In a pre-Internet era, the Editorial Board hoped technology would help cut post office costs.
Each Monday, we turn to a day in the newspaper’s history for a look at what the Editorial Board found worthy of comment. We will preserve the punctuation and capitalization of the original editorial column. Below is an editorial from Jan. 11, 1973:
On the Postal Service
Recently Rep. Dave Obey, D-Wausau, criticized the late delivery of mail around the holidays, which was justified to some extent. Some Chicago mail to The Herald came 10 days or two weeks late also.
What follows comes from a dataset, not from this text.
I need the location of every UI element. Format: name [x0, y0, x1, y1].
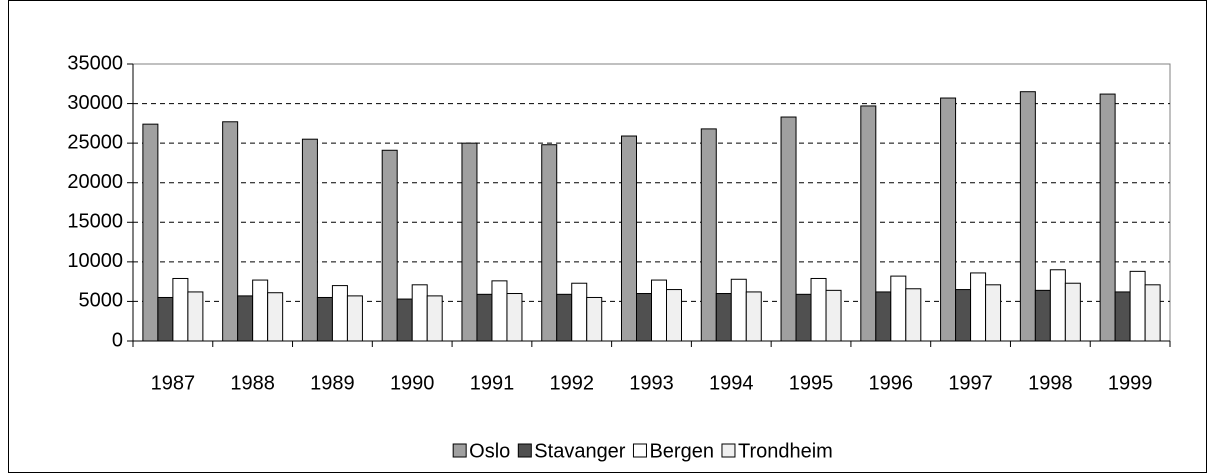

But then Mr. Obey said he would check out how many Postal Service workers in his district had been released from their jobs, thereby implying that the problem with late mail stems from the work force in this area. This, we believe, is unjustified criticism.
Wausau Postmaster Neal Jones, who is also head of the sectional center for this part of Wisconsin, reports that all 140 Post Offices in his section were “clean” as of Dec. 23. That is, all mail received had been distributed as of that date, with no backlog at all in the entire section.
While it is true that a few jobs have been eliminated in the area, no Postal workers have been released outright. For example, at Stevens Point five positions were eliminated, but all five employes (sic.) who held those positions were provided other jobs. Some part-time workers were released to do this, of course.
The Wausau Sectional Center actually has 11 more employes now than it had last June. This results from the start of “area mail processing” last Oct. 22. It was found small offices in this area were partially filling sacks for other sectional centers. These had to be handled again when they arrived at metropolitan Centers such as Milwaukee or Chicago. Now, with Wausau handling the sectional processing, full bags of mail are shipped direct to other sectional centers, eliminating duplicate handling in the big cities.
And most of the mail problems are occurring in the metro centers, such as Chicago. Did anyone have a problem with mail between post offices in the Wausau area? None that we know of.
Postmaster Gen. E. T. Klassen just announced that the fiscal year deficit for the period ending last July 1 was down to $1.3 billion, from $2.08 billion in 1971. Congress makes up that deficit — or rather we taxpayers do. For a saving of $700 million, we do not think the mail service has really deteriorated. As technology takes over, we would hope manpower costs could be trimmed more.
If anything, management needs more consideration. Postal workers received a pay hike in the past year, but supervisors have not. And Postmaster Jones, as a sectional center head with 140 offices, receives no more salary than the Fond du Lac postmaster, who has no sectional responsibilities at all.
All in all, progress is being made. There is a cause for some criticism. But the darts should be carefully aimed.